La voix du coq forgée aux braises de l’été
Egrène ses rubis sous le ciel velouté
Et,gravissant l’air frais, jusqu’à mon lit se penche.

P.66
Jules Supervielle

MS07



« Où sont vos papiers, passant obscurci,
Le bras en écharpe et le cœur roussi.
Est-il des survivants au monde ?

- Ombre pour ombre, ami, nous sommes compagnons,
Vous voyez bien que nous portons
La bague opaque des morts. >>

Le forçat innocent. P.270
Jules Supervielle

MS08



Des bras toujours un peu ouverts,
Mais captifs de leur univers,
Que nul n'aperçoit sauf celui
Qui vous recherche et qui vous fuit,
Un buste avec un air d'arbuste
Bien droit au feuillage naissant
Pour l'oeil de l'homme, carressant.

La captive . P. 449 / Jules Supervielle

MS09



Ici le soleil pense tout haut, c'est une grande lumière qui se mêle à la conversation,
Et réjouit la gorge des femmes comme celle des torrents dans la montagne,
Il prend les nouveaux à partie, les bouscule un peu dans la rue.
Et les pousse sans un mot du côté des jolies filles.

Marseille.

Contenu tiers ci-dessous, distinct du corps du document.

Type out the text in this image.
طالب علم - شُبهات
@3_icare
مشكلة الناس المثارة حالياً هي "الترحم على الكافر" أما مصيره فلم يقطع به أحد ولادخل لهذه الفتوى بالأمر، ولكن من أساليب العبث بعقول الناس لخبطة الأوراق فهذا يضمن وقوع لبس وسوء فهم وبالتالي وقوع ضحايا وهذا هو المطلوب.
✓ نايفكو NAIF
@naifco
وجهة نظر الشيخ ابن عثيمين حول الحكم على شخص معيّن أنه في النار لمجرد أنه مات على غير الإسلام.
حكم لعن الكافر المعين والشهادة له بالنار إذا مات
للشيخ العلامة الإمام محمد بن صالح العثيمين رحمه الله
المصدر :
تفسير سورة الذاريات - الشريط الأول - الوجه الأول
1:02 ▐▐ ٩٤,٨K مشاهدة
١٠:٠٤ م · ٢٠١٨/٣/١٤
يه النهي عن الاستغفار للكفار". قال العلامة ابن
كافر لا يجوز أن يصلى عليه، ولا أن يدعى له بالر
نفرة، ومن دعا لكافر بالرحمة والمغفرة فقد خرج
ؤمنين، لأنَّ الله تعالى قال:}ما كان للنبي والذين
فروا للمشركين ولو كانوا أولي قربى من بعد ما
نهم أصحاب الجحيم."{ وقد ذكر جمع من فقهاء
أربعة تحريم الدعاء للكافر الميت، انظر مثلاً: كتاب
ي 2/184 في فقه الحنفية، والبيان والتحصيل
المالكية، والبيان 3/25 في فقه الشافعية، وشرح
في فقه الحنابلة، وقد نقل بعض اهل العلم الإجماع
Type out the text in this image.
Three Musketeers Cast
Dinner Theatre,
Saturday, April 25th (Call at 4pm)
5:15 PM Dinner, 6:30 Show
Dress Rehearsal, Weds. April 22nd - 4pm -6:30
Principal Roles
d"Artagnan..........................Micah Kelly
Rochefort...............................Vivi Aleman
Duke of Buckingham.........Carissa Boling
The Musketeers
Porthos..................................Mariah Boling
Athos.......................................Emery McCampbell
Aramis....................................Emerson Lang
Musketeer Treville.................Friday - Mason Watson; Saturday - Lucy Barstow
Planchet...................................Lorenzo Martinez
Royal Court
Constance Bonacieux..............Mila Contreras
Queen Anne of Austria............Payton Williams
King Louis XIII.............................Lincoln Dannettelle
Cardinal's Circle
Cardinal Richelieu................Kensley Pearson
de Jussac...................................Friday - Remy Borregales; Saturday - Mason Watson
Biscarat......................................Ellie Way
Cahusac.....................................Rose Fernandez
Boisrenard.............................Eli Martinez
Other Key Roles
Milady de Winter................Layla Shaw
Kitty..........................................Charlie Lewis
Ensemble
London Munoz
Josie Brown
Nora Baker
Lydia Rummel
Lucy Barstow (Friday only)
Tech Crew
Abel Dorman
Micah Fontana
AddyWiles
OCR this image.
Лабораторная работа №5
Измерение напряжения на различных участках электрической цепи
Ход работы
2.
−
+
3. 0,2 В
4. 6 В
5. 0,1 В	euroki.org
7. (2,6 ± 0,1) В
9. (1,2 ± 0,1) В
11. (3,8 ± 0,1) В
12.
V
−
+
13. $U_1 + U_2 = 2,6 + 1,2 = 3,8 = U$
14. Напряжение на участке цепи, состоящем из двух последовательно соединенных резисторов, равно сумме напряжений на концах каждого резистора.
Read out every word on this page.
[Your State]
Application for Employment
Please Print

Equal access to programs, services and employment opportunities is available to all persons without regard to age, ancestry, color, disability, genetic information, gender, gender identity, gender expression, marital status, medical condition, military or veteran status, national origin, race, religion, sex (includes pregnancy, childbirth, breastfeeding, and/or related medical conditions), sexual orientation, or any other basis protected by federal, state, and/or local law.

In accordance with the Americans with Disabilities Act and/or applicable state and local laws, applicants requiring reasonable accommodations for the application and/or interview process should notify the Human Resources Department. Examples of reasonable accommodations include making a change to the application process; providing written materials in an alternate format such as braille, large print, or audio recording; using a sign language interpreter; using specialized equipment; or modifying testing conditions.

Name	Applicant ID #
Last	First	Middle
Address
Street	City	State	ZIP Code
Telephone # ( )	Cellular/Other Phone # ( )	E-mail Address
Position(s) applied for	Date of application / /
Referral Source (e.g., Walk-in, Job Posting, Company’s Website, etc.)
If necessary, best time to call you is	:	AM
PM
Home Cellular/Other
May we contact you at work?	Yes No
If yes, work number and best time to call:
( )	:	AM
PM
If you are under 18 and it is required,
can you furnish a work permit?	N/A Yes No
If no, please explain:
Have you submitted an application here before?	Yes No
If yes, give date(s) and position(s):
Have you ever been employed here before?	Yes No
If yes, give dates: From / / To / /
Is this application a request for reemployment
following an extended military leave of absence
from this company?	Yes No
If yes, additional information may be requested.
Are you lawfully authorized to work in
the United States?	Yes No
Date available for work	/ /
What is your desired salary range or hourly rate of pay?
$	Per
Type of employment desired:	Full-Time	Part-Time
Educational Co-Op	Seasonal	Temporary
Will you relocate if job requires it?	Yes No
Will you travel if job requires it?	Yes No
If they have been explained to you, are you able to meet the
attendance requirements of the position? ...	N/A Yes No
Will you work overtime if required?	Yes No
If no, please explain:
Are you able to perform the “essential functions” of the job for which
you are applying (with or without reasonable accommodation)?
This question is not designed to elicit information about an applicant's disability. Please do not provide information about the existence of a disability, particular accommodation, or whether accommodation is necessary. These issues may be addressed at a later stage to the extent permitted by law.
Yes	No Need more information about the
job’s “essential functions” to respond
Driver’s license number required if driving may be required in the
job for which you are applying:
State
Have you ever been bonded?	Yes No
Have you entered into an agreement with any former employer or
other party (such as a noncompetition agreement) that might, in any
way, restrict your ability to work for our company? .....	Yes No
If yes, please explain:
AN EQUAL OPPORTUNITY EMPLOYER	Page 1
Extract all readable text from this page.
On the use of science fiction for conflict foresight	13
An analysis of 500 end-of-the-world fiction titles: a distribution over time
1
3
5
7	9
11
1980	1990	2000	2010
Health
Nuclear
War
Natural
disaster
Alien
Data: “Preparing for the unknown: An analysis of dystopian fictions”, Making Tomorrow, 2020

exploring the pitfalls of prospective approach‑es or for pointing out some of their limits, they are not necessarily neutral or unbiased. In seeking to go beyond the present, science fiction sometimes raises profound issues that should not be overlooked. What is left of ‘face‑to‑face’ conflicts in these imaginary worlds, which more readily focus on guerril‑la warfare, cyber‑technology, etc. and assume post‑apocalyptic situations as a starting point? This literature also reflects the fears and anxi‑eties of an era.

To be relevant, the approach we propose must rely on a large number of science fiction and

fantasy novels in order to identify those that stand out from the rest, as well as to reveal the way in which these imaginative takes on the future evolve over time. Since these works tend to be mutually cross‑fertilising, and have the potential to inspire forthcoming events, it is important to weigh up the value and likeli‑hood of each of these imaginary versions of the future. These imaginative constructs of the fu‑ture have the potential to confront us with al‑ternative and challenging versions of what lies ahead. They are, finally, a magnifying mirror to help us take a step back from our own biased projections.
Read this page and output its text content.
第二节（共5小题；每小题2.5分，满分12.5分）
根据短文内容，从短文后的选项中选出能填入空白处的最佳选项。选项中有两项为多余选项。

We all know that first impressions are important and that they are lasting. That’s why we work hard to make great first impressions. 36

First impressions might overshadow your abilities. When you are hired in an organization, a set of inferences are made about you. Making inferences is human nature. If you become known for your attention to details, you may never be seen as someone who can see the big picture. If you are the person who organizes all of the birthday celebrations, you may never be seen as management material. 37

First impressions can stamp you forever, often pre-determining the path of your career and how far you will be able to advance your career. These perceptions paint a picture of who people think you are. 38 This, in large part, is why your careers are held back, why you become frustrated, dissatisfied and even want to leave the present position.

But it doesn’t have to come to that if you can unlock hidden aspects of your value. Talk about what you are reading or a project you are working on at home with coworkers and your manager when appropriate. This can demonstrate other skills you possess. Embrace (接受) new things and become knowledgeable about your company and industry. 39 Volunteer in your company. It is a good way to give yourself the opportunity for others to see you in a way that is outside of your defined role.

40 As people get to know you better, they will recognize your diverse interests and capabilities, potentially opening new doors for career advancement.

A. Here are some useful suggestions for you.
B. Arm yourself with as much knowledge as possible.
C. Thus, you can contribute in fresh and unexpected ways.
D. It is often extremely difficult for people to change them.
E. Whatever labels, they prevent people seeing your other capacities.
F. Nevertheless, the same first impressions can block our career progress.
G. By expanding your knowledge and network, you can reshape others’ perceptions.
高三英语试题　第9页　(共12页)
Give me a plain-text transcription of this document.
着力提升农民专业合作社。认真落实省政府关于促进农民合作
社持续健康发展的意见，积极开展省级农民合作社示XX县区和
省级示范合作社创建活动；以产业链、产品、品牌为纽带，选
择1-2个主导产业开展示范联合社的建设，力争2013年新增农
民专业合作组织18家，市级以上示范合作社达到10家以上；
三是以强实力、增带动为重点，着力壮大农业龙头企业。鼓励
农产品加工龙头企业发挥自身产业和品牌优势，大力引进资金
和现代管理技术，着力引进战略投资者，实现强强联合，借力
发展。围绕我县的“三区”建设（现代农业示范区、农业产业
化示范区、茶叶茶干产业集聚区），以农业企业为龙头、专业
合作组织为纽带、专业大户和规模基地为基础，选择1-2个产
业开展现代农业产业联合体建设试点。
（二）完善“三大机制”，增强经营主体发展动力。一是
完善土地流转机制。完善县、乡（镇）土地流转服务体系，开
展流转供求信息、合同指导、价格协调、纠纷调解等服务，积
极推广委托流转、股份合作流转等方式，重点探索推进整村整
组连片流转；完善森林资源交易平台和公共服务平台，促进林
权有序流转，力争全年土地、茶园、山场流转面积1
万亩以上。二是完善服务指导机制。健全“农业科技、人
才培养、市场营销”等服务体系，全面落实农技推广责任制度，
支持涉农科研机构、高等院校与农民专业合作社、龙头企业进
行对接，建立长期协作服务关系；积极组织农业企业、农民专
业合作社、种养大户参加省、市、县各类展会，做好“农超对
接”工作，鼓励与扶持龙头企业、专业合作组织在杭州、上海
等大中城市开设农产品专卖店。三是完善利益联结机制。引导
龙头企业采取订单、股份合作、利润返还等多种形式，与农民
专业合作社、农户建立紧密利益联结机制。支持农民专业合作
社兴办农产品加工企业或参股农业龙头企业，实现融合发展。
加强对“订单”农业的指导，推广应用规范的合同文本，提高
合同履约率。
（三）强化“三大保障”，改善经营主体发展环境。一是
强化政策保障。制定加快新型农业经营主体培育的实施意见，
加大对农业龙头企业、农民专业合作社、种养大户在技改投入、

P.141
Jules Supervielle.

MS10



Et voilà mon silence dur fonçant sur le moindre bruit qui ose.
Je soufre de ne pouvoir donner le repos sur mes flancs difficiles
Où je ne puis offrir qu'une hospitalité accrochée,
Moi qui tends toujours vers la verticale
Et ne me nourris que de la sècheresse de l'azur.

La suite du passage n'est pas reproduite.